Abstract. Assessing the rarity and magnitude of very extreme flood events occurring less than twice a century is challenging due to the lack of observations of such rare events. Here we develop a new approach, pooling reforecast ensemble members from the European Flood Awareness System (EFAS), to increase the sample size available to estimate the frequency of extreme local and regional flood events. We assess the added value of such pooling, determine where in Central Europe one might expect the most extreme events, and evaluate how event severity is related to physiographic and meteorological catchment characteristics. We work with a set of 234 catchments from the Global Runoff Data Centre matched to EFAS catchments and for which the performance of simulated floods is good when compared to observed streamflow. We pool EFAS-simulated flood events for 10 perturbed ensemble members and lead times ranging from 22 to 46 d, where flood events are only weakly dependent (<0.25 average correlation across lead times). The resulting large ensemble (130 time series instead of 1) enables the analyses of very extreme events which occur less than twice a century. We demonstrate that such ensemble pooling produces more robust estimates with considerably reduced uncertainty bounds (by ∼80 % on average) than observation-based estimates but may equally introduce biases arising from the simulated meteorology and hydrological model.

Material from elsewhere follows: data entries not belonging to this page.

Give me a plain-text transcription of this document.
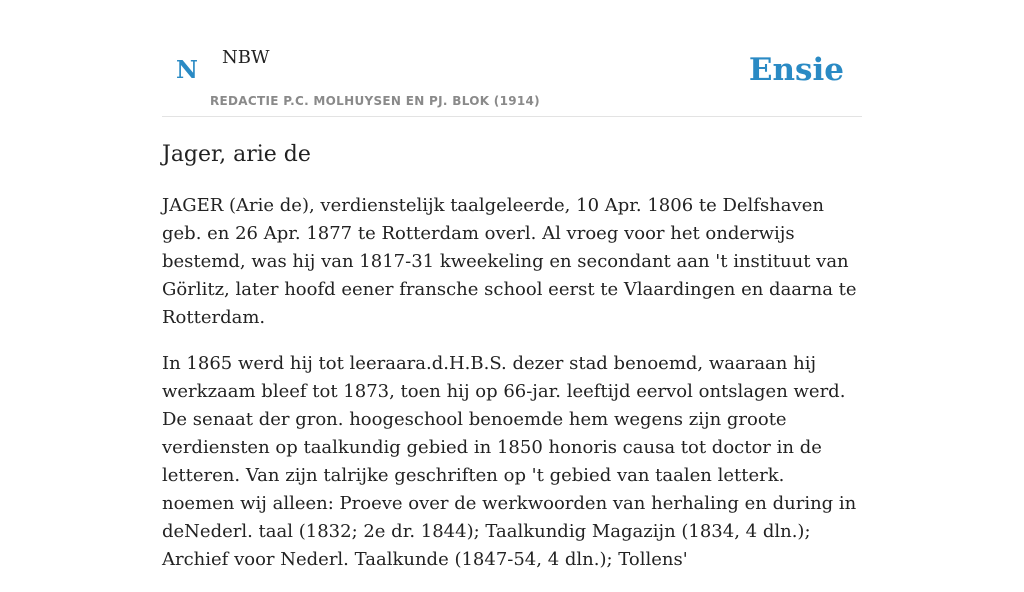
N NBW
REDACTIE P.C. MOLHUYSEN EN PJ. BLOK (1914)
Ensie
Jager, arie de

JAGER (Arie de), verdienstelijk taalgeleerde, 10 Apr. 1806 te Delfshaven geb. en 26 Apr. 1877 te Rotterdam overl. Al vroeg voor het onderwijs bestemd, was hij van 1817-31 kweekeling en secondant aan 't instituut van Görlitz, later hoofd eener fransche school eerst te Vlaardingen en daarna te Rotterdam.

In 1865 werd hij tot leeraara.d.H.B.S. dezer stad benoemd, waaraan hij werkzaam bleef tot 1873, toen hij op 66-jar. leeftijd eervol ontslagen werd. De senaat der gron. hoogeschool benoemde hem wegens zijn groote verdiensten op taalkundig gebied in 1850 honoris causa tot doctor in de letteren. Van zijn talrijke geschriften op 't gebied van taalen letterk. noemen wij alleen: Proeve over de werkwoorden van herhaling en during in deNederl. taal (1832; 2e dr. 1844); Taalkundig Magazijn (1834, 4 dln.); Archief voor Nederl. Taalkunde (1847-54, 4 dln.); Tollens'
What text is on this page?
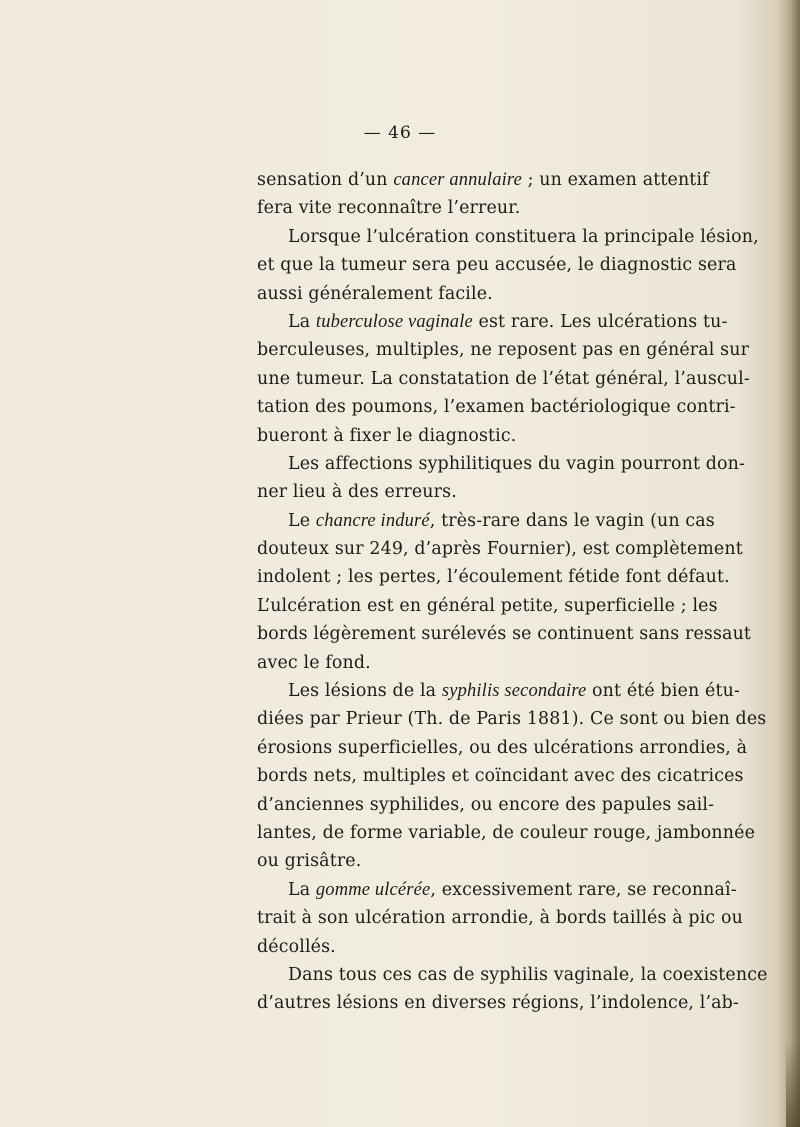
— 46 —
sensation d’un cancer annulaire ; un examen attentif
fera vite reconnaître l’erreur.
Lorsque l’ulcération constituera la principale lésion,
et que la tumeur sera peu accusée, le diagnostic sera
aussi généralement facile.
La tuberculose vaginale est rare. Les ulcérations tu-
berculeuses, multiples, ne reposent pas en général sur
une tumeur. La constatation de l’état général, l’auscul-
tation des poumons, l’examen bactériologique contri-
bueront à fixer le diagnostic.
Les affections syphilitiques du vagin pourront don-
ner lieu à des erreurs.
Le chancre induré, très-rare dans le vagin (un cas
douteux sur 249, d’après Fournier), est complètement
indolent ; les pertes, l’écoulement fétide font défaut.
L’ulcération est en général petite, superficielle ; les
bords légèrement surélevés se continuent sans ressaut
avec le fond.
Les lésions de la syphilis secondaire ont été bien étu-
diées par Prieur (Th. de Paris 1881). Ce sont ou bien des
érosions superficielles, ou des ulcérations arrondies, à
bords nets, multiples et coïncidant avec des cicatrices
d’anciennes syphilides, ou encore des papules sail-
lantes, de forme variable, de couleur rouge, jambonnée
ou grisâtre.
La gomme ulcérée, excessivement rare, se reconnaî-
trait à son ulcération arrondie, à bords taillés à pic ou
décollés.
Dans tous ces cas de syphilis vaginale, la coexistence
d’autres lésions en diverses régions, l’indolence, l’ab-
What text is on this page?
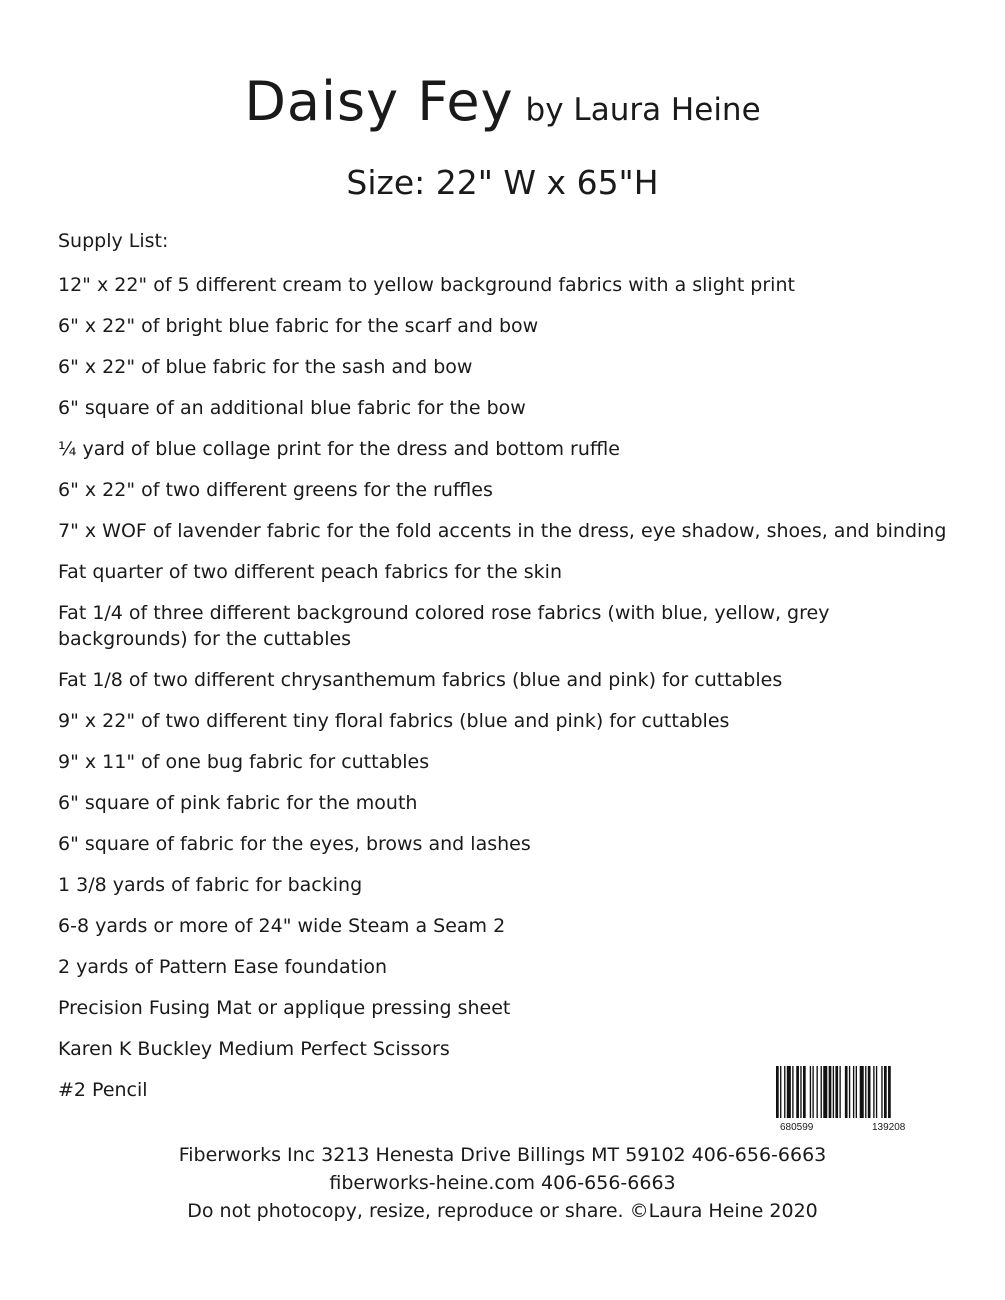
Daisy Fey by Laura Heine
Size: 22" W x 65"H
Supply List:
12" x 22" of 5 different cream to yellow background fabrics with a slight print
6" x 22" of bright blue fabric for the scarf and bow
6" x 22" of blue fabric for the sash and bow
6" square of an additional blue fabric for the bow
¼ yard of blue collage print for the dress and bottom ruffle
6" x 22" of two different greens for the ruffles
7" x WOF of lavender fabric for the fold accents in the dress, eye shadow, shoes, and binding
Fat quarter of two different peach fabrics for the skin
Fat 1/4 of three different background colored rose fabrics (with blue, yellow, grey backgrounds) for the cuttables
Fat 1/8 of two different chrysanthemum fabrics (blue and pink) for cuttables
9" x 22" of two different tiny floral fabrics (blue and pink) for cuttables
9" x 11" of one bug fabric for cuttables
6" square of pink fabric for the mouth
6" square of fabric for the eyes, brows and lashes
1 3/8 yards of fabric for backing
6-8 yards or more of 24" wide Steam a Seam 2
2 yards of Pattern Ease foundation
Precision Fusing Mat or applique pressing sheet
Karen K Buckley Medium Perfect Scissors
#2 Pencil
680599	139208
Fiberworks Inc 3213 Henesta Drive Billings MT 59102 406-656-6663
fiberworks-heine.com 406-656-6663
Do not photocopy, resize, reproduce or share. ©Laura Heine 2020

Our results show that, for a given return period, specific floods are highest in steep, cold, and wet regions and are comparably low in regions with strong flow regulation through dams. Furthermore, our pooled flood estimates indicate that the probability of regional flooding is higher in Central Europe and Great Britain than in Scandinavia. We conclude that reforecast ensemble pooling is an efficient approach to increase sample size and to derive robust local and regional flood estimates in regions with good hydrological model performance.